PUBLISHED: 13:01 18 September 2017

Protesters at a march to save King George Hospital's A&E in March. Picture: Catherine Davison

Protesters at a march to save King George Hospital's A&E in March. Picture: Catherine Davison

Catherine Davison

Plans to close the A&E service at King George Hospital will leave only one emergency unit for the borough, Barking and Dagenham council has warned.

While the close the Barley Lane, Goodmayes hospital’s A&E is set to be downgraded to an urgent care centre in two years, health minister Jeremy Hunt has said the decision is being reviewed to “ensure the proposals are still appropriate”.

Cllr Maureen Worby called on Mr Hunt to scrap the plans.

The cabinet member for social care and health integration said: “While we welcome the decision of the health secretary to review the proposed closure, as one of London’s most rapidly growing boroughs we need more facilities not less.

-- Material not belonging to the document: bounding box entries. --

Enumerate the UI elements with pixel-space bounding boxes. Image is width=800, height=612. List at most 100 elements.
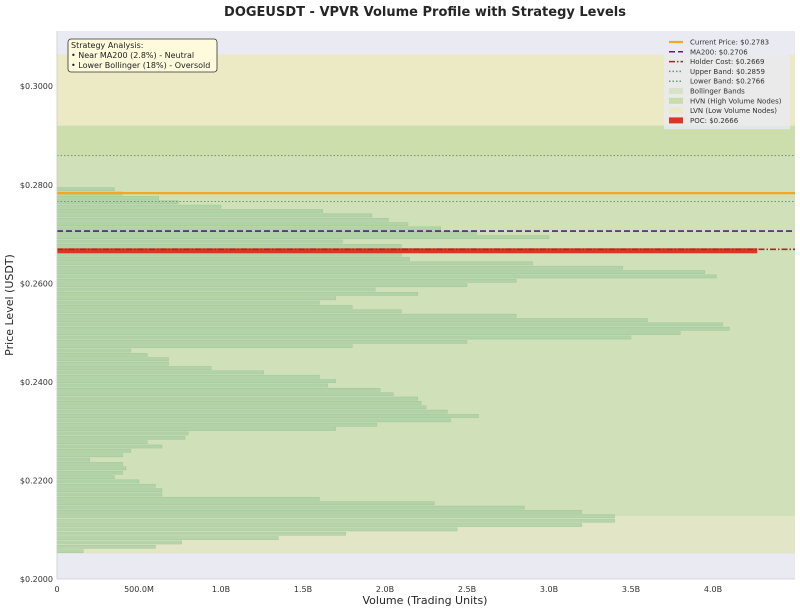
volume-bar: [56, 453, 123, 458]
volume-bar: [56, 252, 402, 257]
volume-bar: [56, 204, 222, 209]
volume-bar: [56, 510, 583, 514]
x-tick-label: 2.5B: [458, 585, 476, 594]
volume-bar: [56, 322, 724, 327]
x-tick-label: 4.0B: [704, 585, 722, 594]
volume-bar: [56, 409, 448, 414]
volume-bar: [56, 462, 123, 466]
volume-bar: [56, 357, 169, 362]
annotation-line: • Near MA200 (2.8%) - Neutral: [71, 51, 194, 60]
volume-bar: [56, 440, 148, 444]
volume-bar: [56, 383, 328, 388]
volume-bar: [56, 370, 264, 375]
volume-bar: [56, 244, 402, 248]
volume-bar: [56, 418, 451, 423]
y-axis-label: Price Level (USDT): [3, 254, 16, 356]
legend-entry-label: HVN (High Volume Nodes): [690, 97, 782, 105]
x-axis-label: Volume (Trading Units): [363, 594, 488, 607]
volume-bar: [56, 318, 648, 322]
volume-bar: [56, 527, 458, 532]
y-tick-label: $0.2000: [20, 575, 53, 584]
x-tick-label: 1.5B: [294, 585, 312, 594]
poc-bar: [57, 248, 758, 254]
volume-bar: [56, 213, 373, 218]
volume-bar: [56, 514, 615, 519]
volume-bar: [56, 217, 389, 222]
volume-bar: [56, 344, 353, 349]
legend-entry-label: Upper Band: $0.2859: [690, 68, 765, 76]
volume-bar: [56, 209, 323, 213]
volume-bar: [56, 196, 159, 200]
volume-bar: [56, 265, 624, 270]
volume-bar: [56, 475, 115, 479]
volume-bar: [56, 379, 337, 383]
legend-patch-swatch: [669, 88, 683, 94]
volume-bar: [56, 501, 435, 506]
volume-bar: [56, 283, 468, 287]
volume-bar: [56, 457, 91, 462]
volume-bar: [56, 431, 189, 436]
legend-patch-swatch: [669, 117, 683, 124]
volume-bar: [56, 326, 730, 331]
volume-bar: [56, 545, 156, 549]
volume-bar: [56, 226, 442, 231]
legend-entry-label: MA200: $0.2706: [690, 48, 748, 56]
x-tick-label: 0: [54, 585, 59, 594]
legend-entry-label: Holder Cost: $0.2669: [690, 58, 764, 66]
legend-entry-label: Lower Band: $0.2766: [690, 78, 765, 86]
strategy-annotation-box: Strategy Analysis: • Near MA200 (2.8%) -…: [67, 38, 218, 73]
volume-bar: [56, 531, 346, 536]
volume-bar: [56, 340, 468, 344]
volume-bar: [56, 427, 337, 431]
legend-patch-swatch: [669, 97, 683, 104]
volume-bar: [56, 392, 394, 397]
annotation-line: • Lower Bollinger (18%) - Oversold: [71, 61, 210, 70]
volume-bar: [56, 261, 533, 266]
y-tick-label: $0.3000: [20, 82, 53, 91]
volume-bar: [56, 257, 410, 261]
volume-bar: [56, 387, 381, 392]
legend-entry-label: POC: $0.2666: [690, 117, 739, 125]
volume-bar: [56, 239, 343, 244]
x-tick-label: 3.5B: [622, 585, 640, 594]
volume-bar: [56, 466, 127, 471]
annotation-frame: [67, 38, 218, 73]
volume-bar: [56, 222, 409, 226]
x-tick-label: 1.0B: [212, 585, 230, 594]
volume-bar: [56, 518, 615, 523]
x-tick-label: 500.0M: [124, 585, 154, 594]
volume-bar: [56, 492, 163, 497]
legend-entry-label: LVN (Low Volume Nodes): [690, 107, 777, 115]
volume-bar: [56, 479, 140, 484]
volume-bar: [56, 335, 632, 340]
volume-bar: [56, 505, 525, 510]
volume-bar: [56, 296, 337, 301]
y-tick-label: $0.2400: [20, 378, 53, 387]
volume-bar: [56, 536, 279, 540]
volume-bar: [56, 300, 320, 305]
volume-bar: [56, 470, 123, 475]
annotation-title: Strategy Analysis:: [71, 41, 143, 50]
volume-bar: [56, 292, 419, 296]
volume-bar: [56, 366, 212, 370]
y-tick-label: $0.2800: [20, 181, 53, 190]
volume-bar: [56, 396, 419, 401]
volume-bar: [56, 488, 163, 492]
volume-bar: [56, 348, 132, 353]
volume-bar: [56, 374, 320, 379]
volume-bar: [56, 444, 163, 449]
x-tick-label: 3.0B: [540, 585, 558, 594]
volume-bar: [56, 540, 182, 545]
bollinger-band-zone: [57, 155, 795, 554]
volume-bar: [56, 523, 583, 527]
x-tick-label: 2.0B: [376, 585, 394, 594]
legend-entry-label: Current Price: $0.2783: [690, 39, 769, 47]
volume-bar: [56, 287, 376, 292]
volume-bar: [56, 435, 186, 440]
y-tick-label: $0.2600: [20, 279, 53, 288]
volume-bar: [56, 309, 402, 314]
volume-bar: [56, 361, 169, 366]
volume-bar: [56, 187, 115, 192]
volume-bar: [56, 278, 517, 283]
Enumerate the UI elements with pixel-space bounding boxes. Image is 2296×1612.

“That is why we are saying there is really only one option that to be made – this vital accident and emergency department must remain open.”

Mayor of London Sadiq Khan called for greater powers to shape the capital’s health service on Monday, after a report cast doubt on “the emphasis on competition” in the NHS.

The joint report by the King’s Fund and Nuffield Trust proposed more city-wide leadership to improve the five NHS Sustainability and transformation plans.

Closing the hospital’s emergency unit would leave Queen’s Hospital in Romford as the sole provider of A&E services for the borough, the council says.

The next closest unit would be Waltham Forest’s Whipps Cross University Hospital.

According to BHR Partnership, the body representing health and social care groups in Barking and Dagenham, Havering and Redbridge, more than 100,000 additional people are estimated to live in the area by 2025.

Cllr Worby said the health secretary should “drop all plans” and that councillors would support their Redbridge counterparts’ campaign against the closure.

“Even though Queen’s Hospital is slowly improving, there’s a long way to go – and with a growing population there is no real prospect that the local area can do without King George A&E into the future,” she added.

A spokeswoman for the Department of Health said that no comment would be made until a final decision is reached.

The health secretary claimed the hospital’s A&E “will not close in the foreseeable future” in May.